0

I am trying to get trigrams out of a sentence and save them in a dictionary, with their frequenz as value. I wrote this:

trigrams = {}
sentence = ["What", "is", "happening", "right", "now"]

for word in sentence:
      if word != sentence[-1] or sentence[-2] and tuple((word, sentence[sentence.index(word) +1], sentence[sentence.index(word) +2])) not in trigrams:
             trigrams.update({tuple((word, sentence[sentence.index(word) +1], sentence[sentence.index(word) +2])):1})

Should look like this: ("what","is","happening"):1 ("is","happening","right"):1 etc

But now I am keep getting an IndexError in the update-line.

spiderkitty
  • 31
  • 1
  • 1
  • 4

3 Answers3

0

You can use lists as your tuples' contents are all of the same datatype (string)

It's probably easier to do:

trigrams = []
sentence = ["What", "is", "happening", "right", "now"]

for i in range(2,len(sentence)):
    trigrams.append([sentence[i-2],sentence[i-1],sentence[i]])
Ben Stobbs
  • 422
  • 6
  • 14
  • Yes, that actually looks a lot easier but I need to test, if they are alredy in the dict.
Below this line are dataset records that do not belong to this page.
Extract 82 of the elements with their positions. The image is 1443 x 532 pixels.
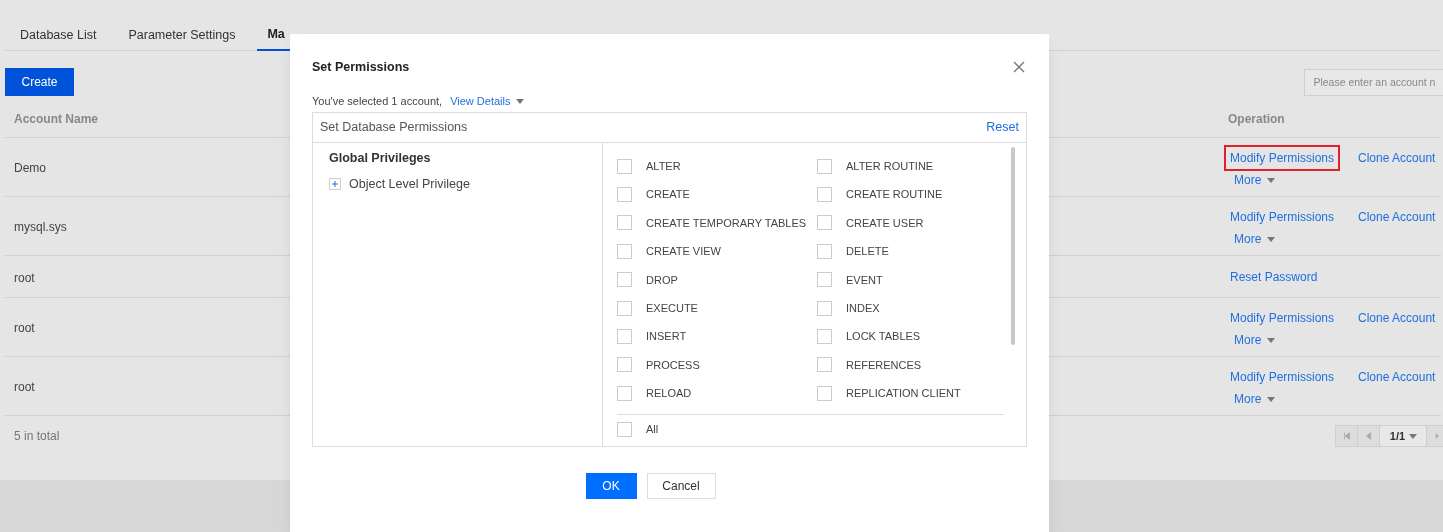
table-cell: Demo <box>14 161 46 175</box>
checkbox[interactable] <box>817 300 832 316</box>
checkbox-label: EXECUTE <box>646 300 698 316</box>
checkbox[interactable] <box>617 357 632 373</box>
checkbox-label: PROCESS <box>646 357 700 373</box>
close-icon[interactable] <box>1013 61 1025 73</box>
checkbox[interactable] <box>817 158 832 174</box>
scrollbar[interactable] <box>1011 147 1015 345</box>
checkbox-label: LOCK TABLES <box>846 329 921 345</box>
action-link[interactable]: Clone Account <box>1352 364 1442 390</box>
checkbox-label: CREATE <box>646 187 690 203</box>
checkbox-label: EVENT <box>846 272 883 288</box>
checkbox-label: DELETE <box>846 244 889 260</box>
checkbox-label: All <box>646 422 659 438</box>
checkbox-label: RELOAD <box>646 386 692 402</box>
checkbox[interactable] <box>617 300 632 316</box>
action-link[interactable]: Clone Account <box>1352 204 1442 230</box>
action-link[interactable]: Clone Account <box>1352 145 1442 171</box>
checkbox-label: CREATE USER <box>846 215 924 231</box>
tab[interactable]: Database List <box>10 20 107 51</box>
checkbox[interactable] <box>817 243 832 259</box>
create-button[interactable]: Create <box>5 68 74 96</box>
tab[interactable]: Parameter Settings <box>118 20 246 51</box>
checkbox-label: REPLICATION CLIENT <box>846 386 961 402</box>
table-cell: root <box>14 270 35 285</box>
ok-button[interactable]: OK <box>585 473 637 499</box>
checkbox[interactable] <box>617 385 632 401</box>
action-link[interactable]: Clone Account <box>1352 305 1442 331</box>
caret-icon <box>1267 337 1276 343</box>
checkbox[interactable] <box>617 272 632 288</box>
action-link[interactable]: Modify Permissions <box>1224 364 1341 390</box>
page-select[interactable]: 1/1 <box>1380 426 1427 446</box>
total-count: 5 in total <box>13 428 60 445</box>
caret-icon <box>1409 433 1418 439</box>
checkbox-label: DROP <box>646 272 678 288</box>
more-link[interactable]: More <box>1234 230 1262 248</box>
tree-heading: Global Privileges <box>329 150 432 167</box>
table-cell: root <box>14 321 35 335</box>
column-header: Account Name <box>14 111 99 126</box>
tree-item[interactable]: Object Level Privilege <box>349 174 470 194</box>
action-link[interactable]: Modify Permissions <box>1224 204 1341 230</box>
more-link[interactable]: More <box>1234 390 1262 408</box>
panel-title: Set Database Permissions <box>320 119 468 137</box>
caret-icon <box>516 98 525 104</box>
more-link[interactable]: More <box>1234 331 1262 349</box>
checkbox[interactable] <box>817 215 832 231</box>
search-field[interactable]: Please enter an account n <box>1304 68 1443 96</box>
reset-link[interactable]: Reset <box>986 118 1019 137</box>
caret-icon <box>1267 177 1276 183</box>
checkbox[interactable] <box>817 187 832 203</box>
checkbox[interactable] <box>617 329 632 345</box>
caret-icon <box>1267 396 1276 402</box>
checkbox-label: CREATE TEMPORARY TABLES <box>646 215 807 231</box>
checkbox-label: ALTER <box>646 158 681 174</box>
caret-icon <box>1267 236 1276 242</box>
view-details-link[interactable]: View Details <box>450 92 511 110</box>
checkbox[interactable] <box>817 329 832 345</box>
table-cell: root <box>14 380 35 394</box>
checkbox[interactable] <box>617 158 632 174</box>
checkbox[interactable] <box>617 215 632 231</box>
table-cell: mysql.sys <box>14 220 67 234</box>
checkbox-label: INDEX <box>846 300 880 316</box>
more-link[interactable]: More <box>1234 171 1262 189</box>
checkbox[interactable] <box>817 357 832 373</box>
checkbox-label: ALTER ROUTINE <box>846 158 934 174</box>
column-header: Operation <box>1228 110 1285 128</box>
checkbox-label: REFERENCES <box>846 357 922 373</box>
checkbox-label: INSERT <box>646 329 687 345</box>
selection-text: You've selected 1 account, <box>312 93 443 109</box>
plus-icon[interactable] <box>329 178 341 191</box>
checkbox[interactable] <box>817 385 832 401</box>
cancel-button[interactable]: Cancel <box>646 473 716 499</box>
checkbox-label: CREATE VIEW <box>646 244 721 260</box>
action-link[interactable]: Reset Password <box>1224 263 1324 290</box>
checkbox[interactable] <box>817 272 832 288</box>
checkbox[interactable] <box>617 422 632 438</box>
checkbox-label: CREATE ROUTINE <box>846 187 943 203</box>
action-link[interactable]: Modify Permissions <box>1224 305 1341 331</box>
dialog-title: Set Permissions <box>312 58 410 76</box>
checkbox[interactable] <box>617 187 632 203</box>
action-link[interactable]: Modify Permissions <box>1224 145 1341 171</box>
checkbox[interactable] <box>617 243 632 259</box>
However, I found my mistake. Thank you for helping me! – spiderkitty Dec 18 '16 at 18:02
0

I guess if word != sentence[-1] or sentence[-2] is not what you want. Do you mean if word != sentence[-1] and word != sentence[-2], meaning word does not equal either sentence[-1] nor sentence[-2]?

jmd_dk
  • 12,125
  • 9
  • 63
  • 94
0

Given you would like to keep your code structure with the tuple and change minimally your code, you can do this (not saying this might be a good approach for your problem, etc.):

trigrams = {}
sentence = ["What", "is", "happening", "right", "now"]
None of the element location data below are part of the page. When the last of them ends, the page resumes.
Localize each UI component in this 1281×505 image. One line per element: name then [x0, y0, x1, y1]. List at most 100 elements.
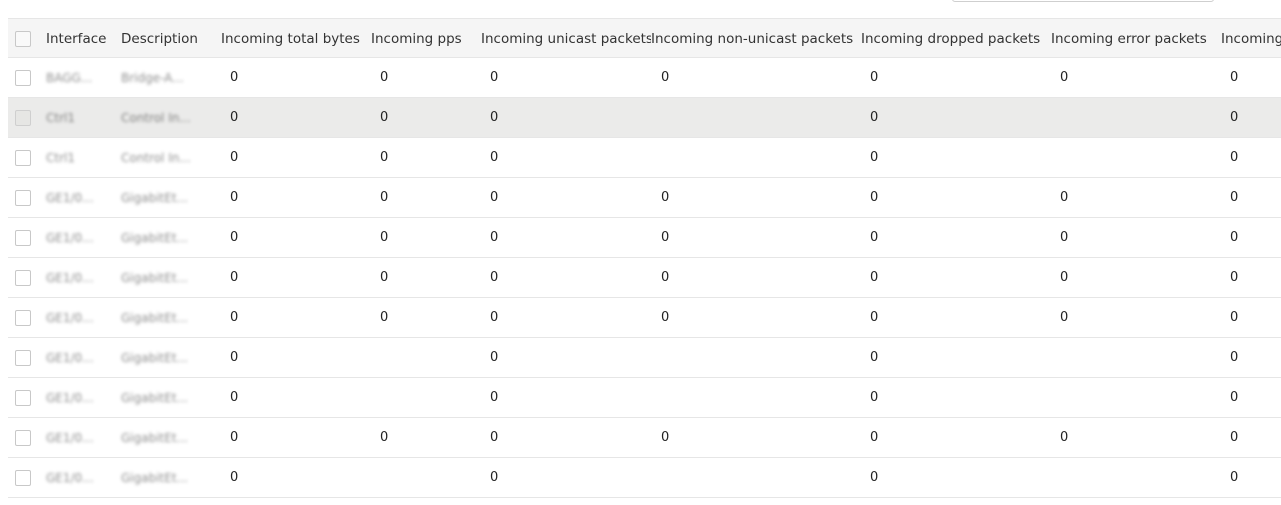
table-row[interactable]: GE1/0... GigabitEt... 0 0 0 0 0 0 0 — [8, 258, 1281, 298]
row-checkbox[interactable] — [15, 350, 31, 366]
incoming-dropped-packets-cell: 0 — [870, 150, 879, 165]
incoming-total-bytes-cell: 0 — [230, 150, 239, 165]
incoming-pps-cell — [371, 338, 481, 378]
incoming-unicast-packets-cell: 0 — [490, 430, 499, 445]
description-cell: GigabitEt... — [121, 471, 188, 485]
description-cell: Bridge-A... — [121, 71, 184, 85]
column-header-interface[interactable]: Interface — [46, 19, 116, 59]
incoming-non-unicast-packets-cell — [651, 378, 861, 418]
table-row[interactable]: GE1/0... GigabitEt... 0 0 0 0 0 0 0 — [8, 298, 1281, 338]
incoming-more-cell: 0 — [1230, 430, 1239, 445]
incoming-error-packets-cell: 0 — [1060, 310, 1069, 325]
incoming-error-packets-cell: 0 — [1060, 230, 1069, 245]
incoming-total-bytes-cell: 0 — [230, 430, 239, 445]
incoming-total-bytes-cell: 0 — [230, 390, 239, 405]
incoming-dropped-packets-cell: 0 — [870, 350, 879, 365]
row-checkbox[interactable] — [15, 470, 31, 486]
column-header-description[interactable]: Description — [121, 19, 216, 59]
incoming-error-packets-cell: 0 — [1060, 190, 1069, 205]
incoming-unicast-packets-cell: 0 — [490, 70, 499, 85]
incoming-non-unicast-packets-cell: 0 — [661, 70, 670, 85]
row-checkbox[interactable] — [15, 230, 31, 246]
incoming-total-bytes-cell: 0 — [230, 110, 239, 125]
incoming-unicast-packets-cell: 0 — [490, 350, 499, 365]
incoming-pps-cell: 0 — [380, 270, 389, 285]
incoming-non-unicast-packets-cell — [651, 98, 861, 138]
table-row[interactable]: Ctrl1 Control In... 0 0 0 0 0 — [8, 98, 1281, 138]
incoming-error-packets-cell: 0 — [1060, 270, 1069, 285]
incoming-pps-cell — [371, 378, 481, 418]
incoming-unicast-packets-cell: 0 — [490, 190, 499, 205]
row-checkbox[interactable] — [15, 310, 31, 326]
incoming-non-unicast-packets-cell — [651, 338, 861, 378]
incoming-error-packets-cell: 0 — [1060, 70, 1069, 85]
interface-name-cell: GE1/0... — [46, 391, 94, 405]
incoming-dropped-packets-cell: 0 — [870, 310, 879, 325]
incoming-total-bytes-cell: 0 — [230, 270, 239, 285]
select-all-checkbox[interactable] — [15, 31, 31, 47]
incoming-dropped-packets-cell: 0 — [870, 110, 879, 125]
incoming-pps-cell — [371, 458, 481, 498]
incoming-dropped-packets-cell: 0 — [870, 430, 879, 445]
interface-name-cell: BAGG... — [46, 71, 93, 85]
interface-statistics-table: Interface Description Incoming total byt… — [8, 18, 1281, 498]
table-row[interactable]: GE1/0... GigabitEt... 0 0 0 0 — [8, 458, 1281, 498]
incoming-more-cell: 0 — [1230, 70, 1239, 85]
incoming-dropped-packets-cell: 0 — [870, 70, 879, 85]
description-cell: GigabitEt... — [121, 311, 188, 325]
incoming-total-bytes-cell: 0 — [230, 70, 239, 85]
table-row[interactable]: BAGG... Bridge-A... 0 0 0 0 0 0 0 — [8, 58, 1281, 98]
table-row[interactable]: GE1/0... GigabitEt... 0 0 0 0 — [8, 378, 1281, 418]
column-header-incoming-non-unicast-packets[interactable]: Incoming non-unicast packets — [651, 19, 861, 59]
table-row[interactable]: GE1/0... GigabitEt... 0 0 0 0 0 0 0 — [8, 178, 1281, 218]
incoming-dropped-packets-cell: 0 — [870, 190, 879, 205]
incoming-total-bytes-cell: 0 — [230, 230, 239, 245]
column-header-incoming-more[interactable]: Incoming — [1221, 19, 1281, 59]
incoming-error-packets-cell — [1051, 338, 1221, 378]
column-header-incoming-dropped-packets[interactable]: Incoming dropped packets — [861, 19, 1051, 59]
row-checkbox[interactable] — [15, 150, 31, 166]
row-checkbox[interactable] — [15, 70, 31, 86]
table-row[interactable]: GE1/0... GigabitEt... 0 0 0 0 0 0 0 — [8, 418, 1281, 458]
incoming-unicast-packets-cell: 0 — [490, 150, 499, 165]
incoming-dropped-packets-cell: 0 — [870, 390, 879, 405]
row-checkbox[interactable] — [15, 430, 31, 446]
incoming-pps-cell: 0 — [380, 430, 389, 445]
description-cell: GigabitEt... — [121, 231, 188, 245]
table-row[interactable]: GE1/0... GigabitEt... 0 0 0 0 0 0 0 — [8, 218, 1281, 258]
column-header-incoming-total-bytes[interactable]: Incoming total bytes — [221, 19, 371, 59]
incoming-dropped-packets-cell: 0 — [870, 230, 879, 245]
incoming-more-cell: 0 — [1230, 350, 1239, 365]
incoming-non-unicast-packets-cell: 0 — [661, 190, 670, 205]
table-row[interactable]: GE1/0... GigabitEt... 0 0 0 0 — [8, 338, 1281, 378]
row-checkbox[interactable] — [15, 270, 31, 286]
incoming-unicast-packets-cell: 0 — [490, 270, 499, 285]
description-cell: Control In... — [121, 111, 191, 125]
column-header-incoming-error-packets[interactable]: Incoming error packets — [1051, 19, 1221, 59]
incoming-pps-cell: 0 — [380, 110, 389, 125]
row-checkbox[interactable] — [15, 110, 31, 126]
incoming-error-packets-cell — [1051, 138, 1221, 178]
incoming-error-packets-cell — [1051, 458, 1221, 498]
interface-name-cell: GE1/0... — [46, 191, 94, 205]
column-header-incoming-unicast-packets[interactable]: Incoming unicast packets — [481, 19, 651, 59]
incoming-non-unicast-packets-cell: 0 — [661, 310, 670, 325]
incoming-non-unicast-packets-cell: 0 — [661, 270, 670, 285]
incoming-error-packets-cell — [1051, 378, 1221, 418]
incoming-pps-cell: 0 — [380, 310, 389, 325]
row-checkbox[interactable] — [15, 390, 31, 406]
interface-name-cell: Ctrl1 — [46, 111, 75, 125]
incoming-non-unicast-packets-cell — [651, 458, 861, 498]
description-cell: Control In... — [121, 151, 191, 165]
table-row[interactable]: Ctrl1 Control In... 0 0 0 0 0 — [8, 138, 1281, 178]
search-input[interactable] — [952, 0, 1214, 2]
interface-name-cell: GE1/0... — [46, 231, 94, 245]
column-header-incoming-pps[interactable]: Incoming pps — [371, 19, 481, 59]
incoming-total-bytes-cell: 0 — [230, 470, 239, 485]
incoming-pps-cell: 0 — [380, 150, 389, 165]
incoming-pps-cell: 0 — [380, 190, 389, 205]
description-cell: GigabitEt... — [121, 351, 188, 365]
row-checkbox[interactable] — [15, 190, 31, 206]
incoming-total-bytes-cell: 0 — [230, 190, 239, 205]
incoming-more-cell: 0 — [1230, 270, 1239, 285]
for index, word in enumerate(sentence):
    print index, word  # to understand how the iteration goes on
    if index < len(sentence)-2:
        if tuple((word, sentence[index+1], sentence[index+2])) not in trigrams:
            trigrams.update({tuple((word, sentence[index+1], sentence[index+2])):1})
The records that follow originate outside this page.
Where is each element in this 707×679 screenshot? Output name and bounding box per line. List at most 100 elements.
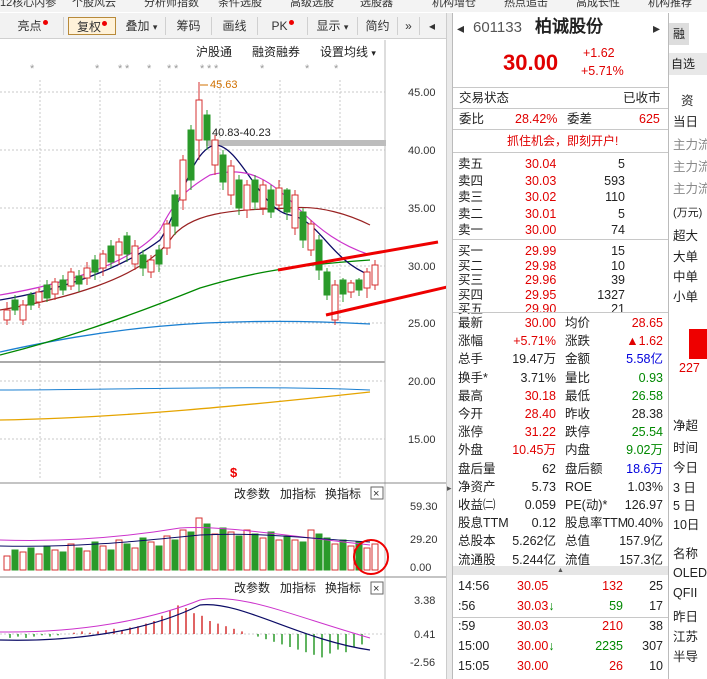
kline-svg[interactable]: * * * * * * * * * * * * * 45.00 40.00 35.00 30.00 … [0, 40, 446, 679]
display-button[interactable]: 显示 ▾ [308, 17, 358, 35]
range-band [206, 140, 386, 146]
capital-label: 资 [681, 94, 694, 108]
divider [453, 617, 668, 618]
candle-body [203, 114, 211, 141]
candle-body [147, 259, 155, 273]
margin-button[interactable]: 融 [669, 23, 689, 45]
weicha-label: 委差 [567, 112, 593, 126]
stat-value: 0.40% [627, 516, 663, 531]
volume-bar [227, 531, 235, 571]
menu-item[interactable]: 机构推荐 [648, 0, 692, 9]
menu-item[interactable]: 条件选股 [218, 0, 262, 9]
ask-price: 30.02 [525, 190, 557, 204]
stat-label: 总值 [565, 534, 591, 549]
price-change-pct: +5.71% [581, 64, 624, 78]
svg-text:*: * [214, 63, 219, 75]
switch-indicator-button[interactable]: 换指标 [325, 486, 361, 501]
ask-label: 卖一 [458, 223, 484, 237]
stat-value: 0.93 [638, 370, 663, 385]
candle-body [171, 194, 179, 227]
volume-bar [43, 545, 51, 571]
promo-link[interactable]: 抓住机会，即刻开户! [507, 132, 618, 150]
draw-line-button[interactable]: 画线 [212, 17, 258, 35]
scroll-toggle-icon[interactable]: ▲ [453, 566, 668, 575]
volume-bar [163, 535, 171, 571]
stat-value: ▲1.62 [626, 334, 663, 349]
candle-body [59, 279, 67, 291]
stat-label: 股息率TTM [565, 516, 629, 531]
volume-bar [83, 550, 91, 571]
tick-time: :56 [458, 599, 476, 613]
candlesticks [3, 82, 379, 325]
pk-button[interactable]: PK [258, 17, 308, 35]
next-stock-arrow-icon[interactable]: ▸ [653, 19, 660, 37]
menu-item[interactable]: 分析师指数 [144, 0, 199, 9]
switch-indicator-button[interactable]: 换指标 [325, 580, 361, 595]
add-indicator-button[interactable]: 加指标 [280, 580, 316, 595]
menu-item[interactable]: 个股风云 [72, 0, 116, 9]
menu-item[interactable]: 选股器 [360, 0, 393, 9]
stat-value: 31.22 [524, 425, 556, 440]
menu-item[interactable]: 高级选股 [290, 0, 334, 9]
candle-body [243, 184, 251, 211]
menu-item[interactable]: 12核心内参 [0, 0, 56, 9]
stat-label: 跌停 [565, 425, 591, 440]
volume-bar [275, 539, 283, 571]
candle-body [251, 179, 259, 203]
expand-arrow-icon[interactable]: ◂ [420, 17, 444, 35]
event-markers: * * * * * * * * * * * * * [30, 63, 339, 75]
stat-value: 3.71% [520, 370, 556, 385]
collapse-arrow-icon[interactable]: ▸ [447, 483, 452, 494]
volume-bar [19, 551, 27, 571]
volume-bar [195, 517, 203, 571]
ask-volume: 5 [618, 206, 625, 221]
edit-params-button[interactable]: 改参数 [234, 486, 270, 501]
stat-value: 5.73 [531, 479, 556, 494]
tick-time: 15:00 [458, 639, 490, 653]
price-tick: 35.00 [408, 203, 436, 215]
svg-text:0.00: 0.00 [410, 562, 431, 574]
stat-label: PE(动)* [565, 498, 608, 512]
svg-text:*: * [260, 63, 265, 75]
macd-bars [9, 605, 363, 658]
menu-item[interactable]: 机构增仓 [432, 0, 476, 9]
stat-label: 涨幅 [458, 334, 484, 349]
ask-volume: 5 [618, 157, 625, 171]
more-arrow-icon[interactable]: » [398, 17, 420, 35]
volume-bar [131, 547, 139, 571]
candle-body [371, 264, 379, 286]
svg-text:-2.56: -2.56 [410, 657, 435, 669]
ask-label: 卖四 [458, 173, 484, 188]
chips-button[interactable]: 筹码 [166, 17, 212, 35]
volume-bar [139, 537, 147, 571]
edit-params-button[interactable]: 改参数 [234, 580, 270, 595]
stat-label: ROE [565, 479, 593, 494]
menu-item[interactable]: 热点追击 [504, 0, 548, 9]
stat-label: 盘后量 [458, 461, 496, 476]
tick-price: 30.03 [517, 619, 549, 633]
menu-item[interactable]: 高成长性 [576, 0, 620, 9]
adjust-button[interactable]: 复权 [68, 17, 116, 35]
stat-label: 收益㈡ [458, 498, 496, 512]
svg-text:*: * [125, 63, 130, 75]
candle-body [83, 267, 91, 279]
candle-body [363, 271, 371, 289]
stock-header: ◂ 601133 柏诚股份 ▸ 30.00 +1.62 +5.71% [453, 13, 668, 87]
candle-body [107, 245, 115, 263]
stat-value: 1.03% [627, 479, 663, 494]
tick-price: 30.00↓ [517, 639, 555, 653]
tick-volume: 59 [609, 599, 623, 613]
svg-text:0.41: 0.41 [414, 629, 435, 641]
watchlist-button[interactable]: 自选 [669, 53, 707, 75]
candle-body [35, 291, 43, 303]
overlay-button[interactable]: 叠加 ▾ [118, 17, 166, 35]
prev-stock-arrow-icon[interactable]: ◂ [457, 19, 464, 37]
volume-bar [371, 543, 379, 571]
top-menu: 12核心内参 个股风云 分析师指数 条件选股 高级选股 选股器 机构增仓 热点追… [0, 0, 707, 12]
simple-button[interactable]: 简约 [358, 17, 398, 35]
add-indicator-button[interactable]: 加指标 [280, 486, 316, 501]
highlights-button[interactable]: 亮点 [2, 17, 64, 35]
candle-body [347, 282, 355, 293]
stat-label: 盘后额 [565, 461, 603, 476]
side-panel: 融 自选 资 当日 主力流 主力流 主力流 (万元) 超大 大单 中单 小单 2… [668, 13, 707, 679]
You were getting an index error because you were accessing an element that didn't exist in tuple()... because the way you were doing the checking to see if were near the end of the list (the last two elements) wasn't done right.

The code you were using:

if word != sentence[-1] or sentence[-2]

is not right and you were comparing strings eventually and not the indexes, which is what is important here! Compare the indexes, not the values at those positions.

fedepad
  • 4,509
  • 1
  • 13
  • 27